In the visual field testing, both MD and PSD were worse in the migraine group, but the difference was not statistically significant and no correlation was found between MD, PSD and illness duration or frequency. Unexpectedly, MD was -2.32 ± 1.86 dB in controls, which might be a result of the practice and learning effect. Migraine patients had localized superior and inferior hemifield visual field losses (25 %), most of which correlated with the thinning of the corresponding RNFL quadrants. There was no correlation between MD and RNFL in any sector, but there was a negative correlation between PSD and the mean RNFL, temporal superior, nasal superior and nasal inferior sectors. General reduction of sensitivity was present in 10 % of migraine patients. Different forms of visual field defects, most of which were present in the midperipheral field have been reported in migraneurs, reflecting a precortical region [30, 31]. Cortical visual field defects are not common in migraine patients [32]. Because of the relationship between normal tension glaucoma and migraine, migraine patients who have RNFL thinning and visual field defects, even though they have no glaucomatous cupping, should be carefully monitored, in terms of glaucoma.
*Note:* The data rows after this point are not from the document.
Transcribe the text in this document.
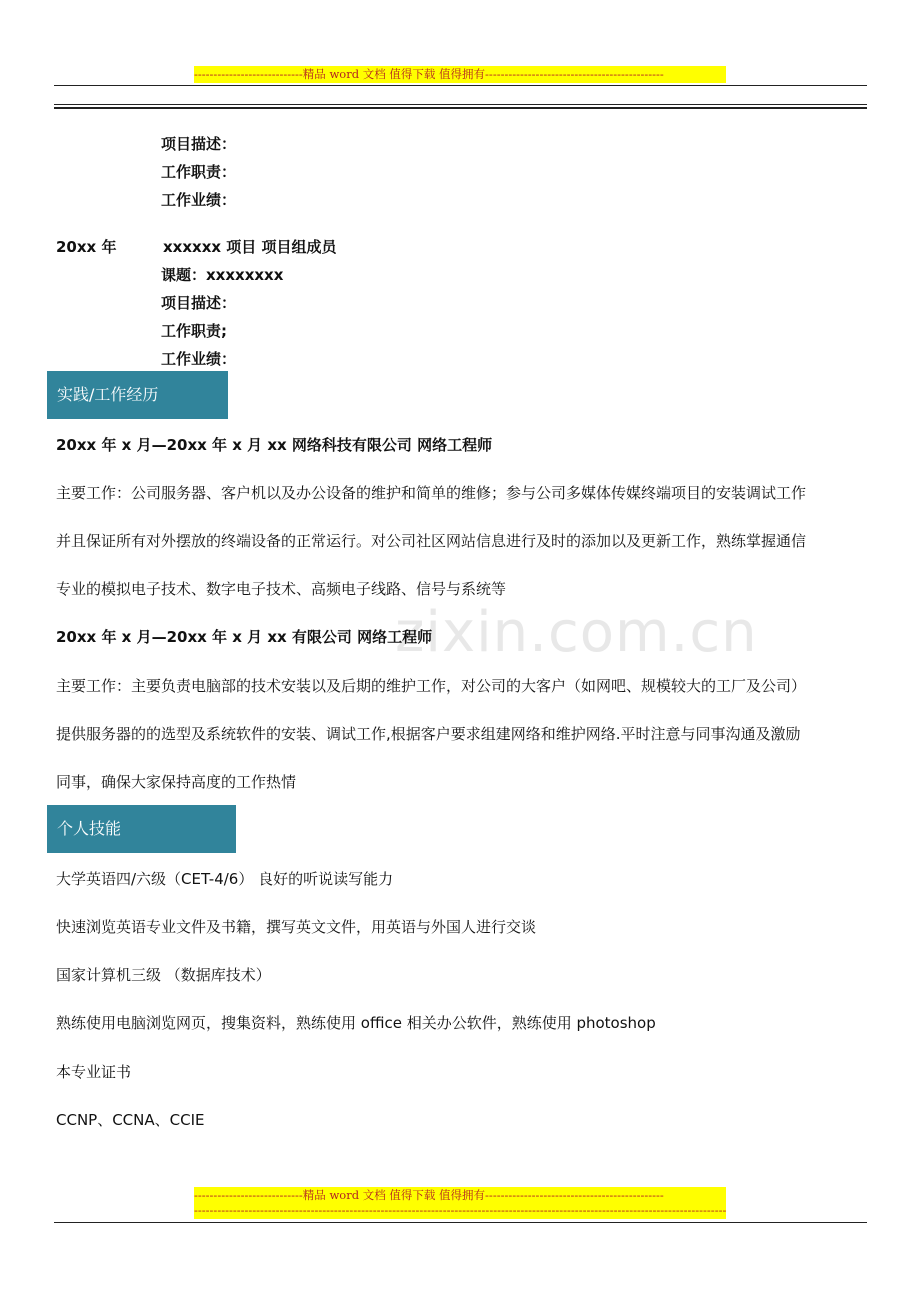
----------------------------精品 word 文档 值得下载 值得拥有----------------------------------------------
zixin.com.cn
项目描述：
工作职责：
工作业绩：
20xx 年	xxxxxx 项目 项目组成员
课题：xxxxxxxx
项目描述：
工作职责;
工作业绩：
实践/工作经历
20xx 年 x 月—20xx 年 x 月 xx 网络科技有限公司 网络工程师
主要工作：公司服务器、客户机以及办公设备的维护和简单的维修；参与公司多媒体传媒终端项目的安装调试工作
并且保证所有对外摆放的终端设备的正常运行。对公司社区网站信息进行及时的添加以及更新工作，熟练掌握通信
专业的模拟电子技术、数字电子技术、高频电子线路、信号与系统等
20xx 年 x 月—20xx 年 x 月 xx 有限公司 网络工程师
主要工作：主要负责电脑部的技术安装以及后期的维护工作，对公司的大客户（如网吧、规模较大的工厂及公司）
提供服务器的的选型及系统软件的安装、调试工作,根据客户要求组建网络和维护网络.平时注意与同事沟通及激励
同事，确保大家保持高度的工作热情
个人技能
大学英语四/六级（CET-4/6） 良好的听说读写能力
快速浏览英语专业文件及书籍，撰写英文文件，用英语与外国人进行交谈
国家计算机三级 （数据库技术）
熟练使用电脑浏览网页，搜集资料，熟练使用 office 相关办公软件，熟练使用 photoshop
本专业证书
CCNP、CCNA、CCIE
----------------------------精品 word 文档 值得下载 值得拥有----------------------------------------------
-----------------------------------------------------------------------------------------------------------------------------------------
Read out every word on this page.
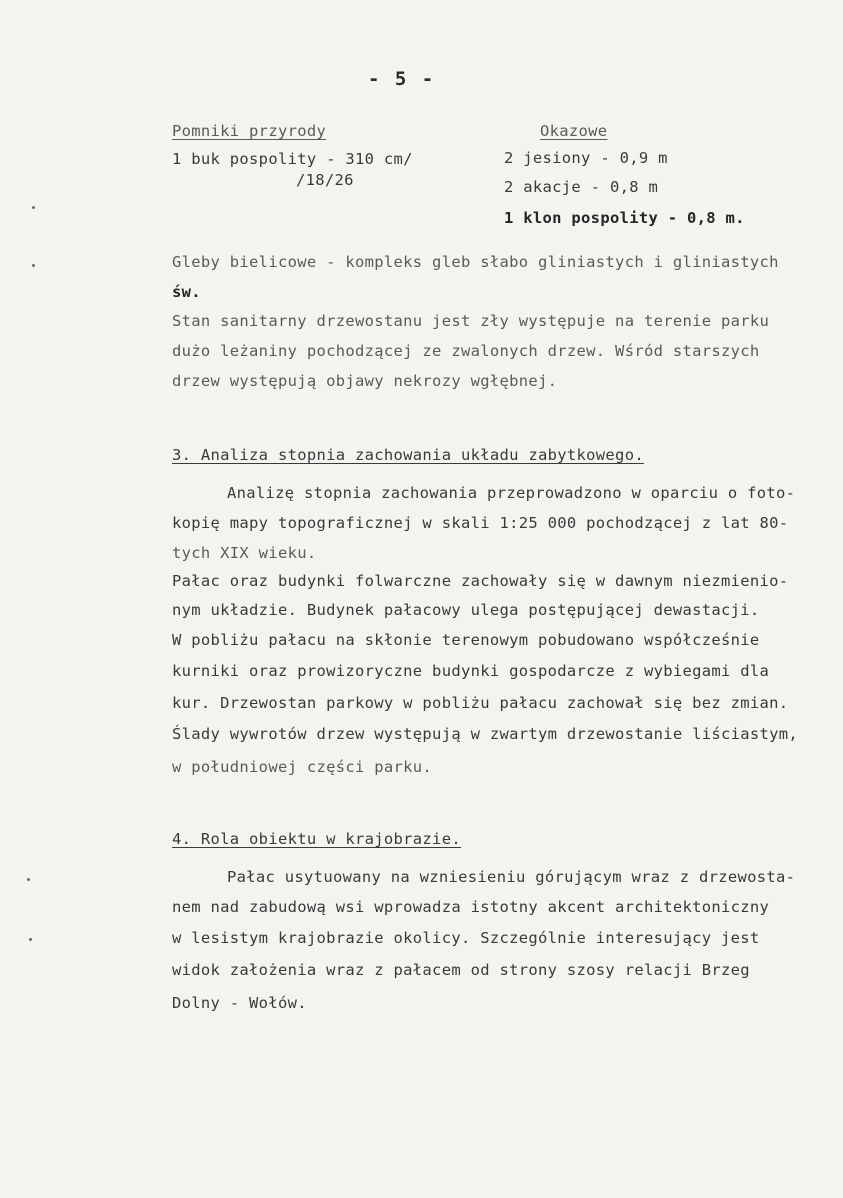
- 5 -
Pomniki przyrody	Okazowe
1 buk pospolity - 310 cm/
/18/26
2 jesiony - 0,9 m
2 akacje - 0,8 m
1 klon pospolity - 0,8 m.
Gleby bielicowe - kompleks gleb słabo gliniastych i gliniastych
św.
Stan sanitarny drzewostanu jest zły występuje na terenie parku
dużo leżaniny pochodzącej ze zwalonych drzew. Wśród starszych
drzew występują objawy nekrozy wgłębnej.
3. Analiza stopnia zachowania układu zabytkowego.
Analizę stopnia zachowania przeprowadzono w oparciu o foto-
kopię mapy topograficznej w skali 1:25 000 pochodzącej z lat 80-
tych XIX wieku.
Pałac oraz budynki folwarczne zachowały się w dawnym niezmienio-
nym układzie. Budynek pałacowy ulega postępującej dewastacji.
W pobliżu pałacu na skłonie terenowym pobudowano współcześnie
kurniki oraz prowizoryczne budynki gospodarcze z wybiegami dla
kur. Drzewostan parkowy w pobliżu pałacu zachował się bez zmian.
Ślady wywrotów drzew występują w zwartym drzewostanie liściastym,
w południowej części parku.
4. Rola obiektu w krajobrazie.
Pałac usytuowany na wzniesieniu górującym wraz z drzewosta-
nem nad zabudową wsi wprowadza istotny akcent architektoniczny
w lesistym krajobrazie okolicy. Szczególnie interesujący jest
widok założenia wraz z pałacem od strony szosy relacji Brzeg
Dolny - Wołów.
Our study has several limitations. Firstly; OPA measurements could not be obtained during migraine attacks because most of the patients were not able to show up during their attacks. Secondly; choroidal thickness with enhanced deep imaging OCT should have been measured and the results should have been compared between groups. Lastly; It would be better to evaluate the choroidal doppler ultrasound and correlate it with OPA findings.

Conclusions

In migraine patients without aura, the pulsative choroidal blood flow is not affected, at least between attacks. There is significant sectorial RNFL thinning which correlates with localized visual field defects. This finding may indicate an axonal insult and the necessity of monitoring RNFL and visual field testing in migraine patients without aura.